Right from the Baum family who were these millionaires who lost everything, through to the farmers, and then this tiny scene on the Mississippi river. It has that famous line, "The Depression finally hit the white people. Because us folks never had nothing else".
Those moments are like little photographs. It's like polaroids: they come out and you see the picture coming together as it happens. And Rachel [Chavkin's] beautiful vision links all of those, that journey through. It keeps it tight, fluid, but also theatrical. Because there are some wonderful theatrical moments, but with only two people standing on stage.
How do you think the show will resonate with audiences today?
I tend not to be political in my life. I'm more political with stuff I do on stage, I'm finding. But I think the uncertainty of our world at the moment really speaks through the play. It spans about five years and you feel the uncertainty throughout.
Some of the stuff that Robertson who Clarke [Peters] is playing says, every generation, there's a clock ticking on every generation. There's a desperateness, the improvising that the world had to do at that time.
You were constantly improvising because there was this uncertainty. You were constantly living in this present of losing everything, but hope, hope, hope something would happen in the future, soon.
The to-ing and fro-ing of that emotional state I think is so relevant today, with America and what's going on here in the next few months.
That uncertainty must be spread across your characters. Can you tell us about who you play?
I play Mrs Baum and Rachel has split that one main family into three families: a white family, an Asian family and a black family. So you see this world through the eyes of a family that shifts through race. I obviously play the mother of the black family and my section is at the end. So you see Rose and her family at their most uncertain, at their most vulnerable.
Then there's my little Mrs Taylor, the wife of a farmer whose farm is taken away from him. She has this tiny monologue about the land, the earth: it was always there and it always gave, but now it's not.
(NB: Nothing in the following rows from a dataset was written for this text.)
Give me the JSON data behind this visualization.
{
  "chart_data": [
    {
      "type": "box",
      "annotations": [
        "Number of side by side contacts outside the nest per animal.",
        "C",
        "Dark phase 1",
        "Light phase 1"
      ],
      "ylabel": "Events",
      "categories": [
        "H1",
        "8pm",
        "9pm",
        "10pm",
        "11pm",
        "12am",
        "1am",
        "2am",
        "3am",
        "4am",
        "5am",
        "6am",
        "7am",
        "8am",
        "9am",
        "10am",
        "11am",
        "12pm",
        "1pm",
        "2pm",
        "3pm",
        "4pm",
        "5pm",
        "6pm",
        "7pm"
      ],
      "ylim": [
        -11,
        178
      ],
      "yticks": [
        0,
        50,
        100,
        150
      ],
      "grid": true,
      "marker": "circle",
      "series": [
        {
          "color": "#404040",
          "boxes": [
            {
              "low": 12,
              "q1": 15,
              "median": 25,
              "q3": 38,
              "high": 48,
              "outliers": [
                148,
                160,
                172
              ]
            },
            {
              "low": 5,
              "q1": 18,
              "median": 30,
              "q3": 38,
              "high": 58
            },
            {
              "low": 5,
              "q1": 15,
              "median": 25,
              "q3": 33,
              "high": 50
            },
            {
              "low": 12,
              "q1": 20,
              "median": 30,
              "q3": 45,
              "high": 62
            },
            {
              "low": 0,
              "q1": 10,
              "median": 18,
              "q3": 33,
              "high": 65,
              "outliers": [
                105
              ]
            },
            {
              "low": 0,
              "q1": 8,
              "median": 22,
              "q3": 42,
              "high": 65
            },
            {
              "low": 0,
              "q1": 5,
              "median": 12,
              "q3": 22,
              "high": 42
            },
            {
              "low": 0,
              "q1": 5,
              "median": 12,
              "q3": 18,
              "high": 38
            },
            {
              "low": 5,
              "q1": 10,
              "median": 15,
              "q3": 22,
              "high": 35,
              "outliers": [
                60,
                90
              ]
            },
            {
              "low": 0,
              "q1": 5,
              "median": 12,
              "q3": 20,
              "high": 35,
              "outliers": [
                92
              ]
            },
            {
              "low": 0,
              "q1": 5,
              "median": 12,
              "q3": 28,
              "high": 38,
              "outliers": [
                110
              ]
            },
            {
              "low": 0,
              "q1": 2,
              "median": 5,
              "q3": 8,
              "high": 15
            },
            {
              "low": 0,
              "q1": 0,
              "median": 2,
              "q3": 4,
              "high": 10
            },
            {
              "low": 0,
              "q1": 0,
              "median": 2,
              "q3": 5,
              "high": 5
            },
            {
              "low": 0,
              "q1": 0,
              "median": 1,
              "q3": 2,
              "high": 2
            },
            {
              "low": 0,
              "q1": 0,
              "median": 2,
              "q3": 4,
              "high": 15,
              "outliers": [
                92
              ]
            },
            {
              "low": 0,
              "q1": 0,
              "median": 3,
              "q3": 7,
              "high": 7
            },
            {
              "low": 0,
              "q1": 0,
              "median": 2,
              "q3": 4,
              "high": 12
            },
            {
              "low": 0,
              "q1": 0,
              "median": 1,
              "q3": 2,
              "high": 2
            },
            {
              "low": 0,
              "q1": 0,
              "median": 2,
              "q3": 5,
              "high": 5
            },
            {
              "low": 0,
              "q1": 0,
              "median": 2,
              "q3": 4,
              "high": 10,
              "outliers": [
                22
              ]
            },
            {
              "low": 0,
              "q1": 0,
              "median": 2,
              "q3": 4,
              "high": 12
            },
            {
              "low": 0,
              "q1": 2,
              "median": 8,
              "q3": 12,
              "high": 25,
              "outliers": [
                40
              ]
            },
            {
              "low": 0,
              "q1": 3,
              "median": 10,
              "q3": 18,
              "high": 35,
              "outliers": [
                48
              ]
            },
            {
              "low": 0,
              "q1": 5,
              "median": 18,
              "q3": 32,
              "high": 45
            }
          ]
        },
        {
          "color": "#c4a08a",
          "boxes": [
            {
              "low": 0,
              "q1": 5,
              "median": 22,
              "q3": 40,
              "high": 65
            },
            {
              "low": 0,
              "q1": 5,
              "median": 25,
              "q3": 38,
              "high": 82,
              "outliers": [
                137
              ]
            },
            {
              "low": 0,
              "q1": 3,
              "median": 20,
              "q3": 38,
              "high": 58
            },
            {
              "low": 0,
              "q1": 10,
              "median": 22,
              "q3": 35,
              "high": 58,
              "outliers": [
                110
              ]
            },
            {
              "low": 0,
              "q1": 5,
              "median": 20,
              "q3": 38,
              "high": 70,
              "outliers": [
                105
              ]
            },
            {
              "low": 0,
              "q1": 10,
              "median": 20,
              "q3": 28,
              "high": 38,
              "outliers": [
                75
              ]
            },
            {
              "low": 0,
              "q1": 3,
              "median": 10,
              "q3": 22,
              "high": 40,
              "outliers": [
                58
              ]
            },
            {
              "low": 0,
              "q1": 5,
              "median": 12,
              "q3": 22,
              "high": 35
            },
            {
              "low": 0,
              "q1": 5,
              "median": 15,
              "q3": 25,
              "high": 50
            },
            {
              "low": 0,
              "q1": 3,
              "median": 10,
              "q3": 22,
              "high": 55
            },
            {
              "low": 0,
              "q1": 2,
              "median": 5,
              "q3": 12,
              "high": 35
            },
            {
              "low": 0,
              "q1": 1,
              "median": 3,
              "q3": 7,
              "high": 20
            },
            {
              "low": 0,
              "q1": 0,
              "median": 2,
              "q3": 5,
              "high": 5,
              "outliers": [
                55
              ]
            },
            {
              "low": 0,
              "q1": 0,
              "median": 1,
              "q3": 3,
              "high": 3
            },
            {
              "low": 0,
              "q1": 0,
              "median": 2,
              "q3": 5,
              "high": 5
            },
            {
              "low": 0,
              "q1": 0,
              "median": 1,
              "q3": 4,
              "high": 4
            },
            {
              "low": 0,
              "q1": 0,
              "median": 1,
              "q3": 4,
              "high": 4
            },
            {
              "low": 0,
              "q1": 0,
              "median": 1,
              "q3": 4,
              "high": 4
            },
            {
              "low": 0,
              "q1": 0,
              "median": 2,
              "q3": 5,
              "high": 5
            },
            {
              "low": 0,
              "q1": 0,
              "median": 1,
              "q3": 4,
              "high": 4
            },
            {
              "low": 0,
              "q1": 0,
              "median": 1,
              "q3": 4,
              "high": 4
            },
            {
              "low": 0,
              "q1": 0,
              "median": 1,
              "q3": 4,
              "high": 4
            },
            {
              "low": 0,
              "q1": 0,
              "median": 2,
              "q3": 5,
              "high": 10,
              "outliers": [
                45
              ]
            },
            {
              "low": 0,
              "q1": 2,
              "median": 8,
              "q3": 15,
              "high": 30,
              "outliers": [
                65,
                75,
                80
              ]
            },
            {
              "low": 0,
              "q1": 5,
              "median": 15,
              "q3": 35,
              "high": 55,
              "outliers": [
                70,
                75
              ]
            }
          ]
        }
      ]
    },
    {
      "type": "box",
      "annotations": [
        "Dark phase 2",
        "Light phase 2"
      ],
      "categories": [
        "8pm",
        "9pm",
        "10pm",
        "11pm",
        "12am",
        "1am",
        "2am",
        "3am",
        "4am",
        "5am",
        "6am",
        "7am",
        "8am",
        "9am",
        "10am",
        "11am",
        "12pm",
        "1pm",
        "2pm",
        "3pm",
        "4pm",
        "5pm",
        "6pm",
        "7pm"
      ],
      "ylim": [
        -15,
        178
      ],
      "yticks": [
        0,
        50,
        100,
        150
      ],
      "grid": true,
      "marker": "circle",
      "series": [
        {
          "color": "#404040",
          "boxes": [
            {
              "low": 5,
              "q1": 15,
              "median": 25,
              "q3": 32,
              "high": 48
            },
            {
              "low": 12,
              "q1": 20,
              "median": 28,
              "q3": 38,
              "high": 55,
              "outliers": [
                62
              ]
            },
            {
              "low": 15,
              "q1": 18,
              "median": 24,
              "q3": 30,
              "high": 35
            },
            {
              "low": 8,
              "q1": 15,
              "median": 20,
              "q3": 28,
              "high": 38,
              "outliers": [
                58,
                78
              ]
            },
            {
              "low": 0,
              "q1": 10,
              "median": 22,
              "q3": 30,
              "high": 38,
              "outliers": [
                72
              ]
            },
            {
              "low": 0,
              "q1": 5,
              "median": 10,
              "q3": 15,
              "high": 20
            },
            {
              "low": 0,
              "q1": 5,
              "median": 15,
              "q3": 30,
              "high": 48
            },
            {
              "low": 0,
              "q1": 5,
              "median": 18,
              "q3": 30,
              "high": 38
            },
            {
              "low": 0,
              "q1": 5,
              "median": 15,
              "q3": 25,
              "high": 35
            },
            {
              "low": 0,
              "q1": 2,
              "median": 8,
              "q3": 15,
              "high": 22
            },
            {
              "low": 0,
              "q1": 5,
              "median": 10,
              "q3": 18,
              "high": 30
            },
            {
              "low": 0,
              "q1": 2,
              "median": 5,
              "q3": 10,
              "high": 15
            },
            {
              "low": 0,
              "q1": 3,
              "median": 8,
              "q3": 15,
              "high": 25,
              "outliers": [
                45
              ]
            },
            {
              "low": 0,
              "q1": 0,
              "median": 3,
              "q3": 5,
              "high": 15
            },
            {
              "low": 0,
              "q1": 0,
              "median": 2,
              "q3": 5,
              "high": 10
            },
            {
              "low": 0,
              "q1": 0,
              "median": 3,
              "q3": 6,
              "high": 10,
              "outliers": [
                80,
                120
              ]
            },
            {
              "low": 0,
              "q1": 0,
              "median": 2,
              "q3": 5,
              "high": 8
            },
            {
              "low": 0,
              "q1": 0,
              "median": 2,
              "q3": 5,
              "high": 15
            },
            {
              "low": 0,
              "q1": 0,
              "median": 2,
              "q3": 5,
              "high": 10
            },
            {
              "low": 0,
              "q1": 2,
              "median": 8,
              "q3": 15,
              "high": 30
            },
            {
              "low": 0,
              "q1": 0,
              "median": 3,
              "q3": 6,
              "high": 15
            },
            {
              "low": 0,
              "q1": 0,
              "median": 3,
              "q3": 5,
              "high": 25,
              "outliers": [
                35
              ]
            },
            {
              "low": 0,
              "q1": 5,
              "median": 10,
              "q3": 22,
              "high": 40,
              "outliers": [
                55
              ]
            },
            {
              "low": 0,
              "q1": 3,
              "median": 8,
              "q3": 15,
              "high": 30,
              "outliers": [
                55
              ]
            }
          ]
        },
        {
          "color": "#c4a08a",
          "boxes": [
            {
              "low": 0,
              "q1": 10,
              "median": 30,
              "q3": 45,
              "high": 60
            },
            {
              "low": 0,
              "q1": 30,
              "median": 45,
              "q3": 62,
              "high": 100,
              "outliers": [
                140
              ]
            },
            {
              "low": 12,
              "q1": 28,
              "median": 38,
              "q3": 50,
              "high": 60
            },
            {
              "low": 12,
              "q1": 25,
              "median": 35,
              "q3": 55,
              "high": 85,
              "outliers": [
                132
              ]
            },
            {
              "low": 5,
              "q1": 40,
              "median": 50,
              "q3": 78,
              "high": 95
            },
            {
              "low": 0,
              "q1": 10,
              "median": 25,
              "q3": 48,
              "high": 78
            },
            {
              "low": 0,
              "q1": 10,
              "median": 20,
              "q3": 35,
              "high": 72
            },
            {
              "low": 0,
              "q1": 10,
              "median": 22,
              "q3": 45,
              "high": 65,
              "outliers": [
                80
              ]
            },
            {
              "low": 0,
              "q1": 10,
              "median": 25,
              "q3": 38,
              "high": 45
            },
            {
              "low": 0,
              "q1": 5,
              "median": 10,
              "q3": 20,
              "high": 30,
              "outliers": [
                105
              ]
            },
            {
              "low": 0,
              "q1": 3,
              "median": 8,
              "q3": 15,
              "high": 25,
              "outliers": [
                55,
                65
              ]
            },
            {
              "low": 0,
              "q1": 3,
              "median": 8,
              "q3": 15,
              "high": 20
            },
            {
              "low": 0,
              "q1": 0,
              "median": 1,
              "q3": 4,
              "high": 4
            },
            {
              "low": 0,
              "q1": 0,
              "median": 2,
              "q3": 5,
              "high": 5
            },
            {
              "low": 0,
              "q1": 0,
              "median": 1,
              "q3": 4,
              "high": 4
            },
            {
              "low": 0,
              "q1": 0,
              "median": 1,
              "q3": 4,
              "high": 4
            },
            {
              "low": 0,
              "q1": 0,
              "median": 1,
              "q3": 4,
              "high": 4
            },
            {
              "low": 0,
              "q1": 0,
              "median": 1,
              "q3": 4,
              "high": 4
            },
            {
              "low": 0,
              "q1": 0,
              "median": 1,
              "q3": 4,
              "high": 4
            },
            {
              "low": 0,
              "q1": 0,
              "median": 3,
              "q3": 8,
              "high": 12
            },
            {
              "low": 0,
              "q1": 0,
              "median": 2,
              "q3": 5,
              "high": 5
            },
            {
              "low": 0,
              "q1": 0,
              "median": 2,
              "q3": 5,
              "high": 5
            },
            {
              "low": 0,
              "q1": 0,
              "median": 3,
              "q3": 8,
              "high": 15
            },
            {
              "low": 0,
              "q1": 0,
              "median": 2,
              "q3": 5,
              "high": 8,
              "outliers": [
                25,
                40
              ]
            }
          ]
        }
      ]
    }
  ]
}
It's so weird that at that time the crash fell, nature started to crash. Because these people couldn't grow their crops. And even if they could, nobody was buying.
And you also play a role with singing too.
Yes! Irene, and she gets "Ain't Nobody's Business" and "Nobody Knows You When You're Down And Out". We meet her at the welfare office and she's kind of an activist. She's a member of the Workers Alliance and she has this wonderful sermon, a monologue where she talks about being at her lowest.
Her husband has passed away, she has no money, and the city marshals come and try to take her stuff away. She explains that she went mad and went down into the streets, shouting and people gathered around here, and the marshal went back into town empty handed.
That galvanised her to do the same for her community: go up and down and preach. Galvanising them to fight for themselves too and get some stability in the community. She says, "It's time to say brother. It's time to ask for help and stop being so proud."
You know, let's march and be with our brothers and sisters. And for me, as Golda, I love all of that.
Finally, what's it like to return to the Old Vic?
This is my fourth show here and I love it. Not only the building, the Front of House, all the staff. But that stage is something really special.
I think here and the Globe are two of my absolute favourite places to play. The reason being they're so epic, not only in their history and physical epicness, but there is also something emotionally intimate about those stages. It can push and pull. You can flex your muscles, but then the stage will cuddle you and support you.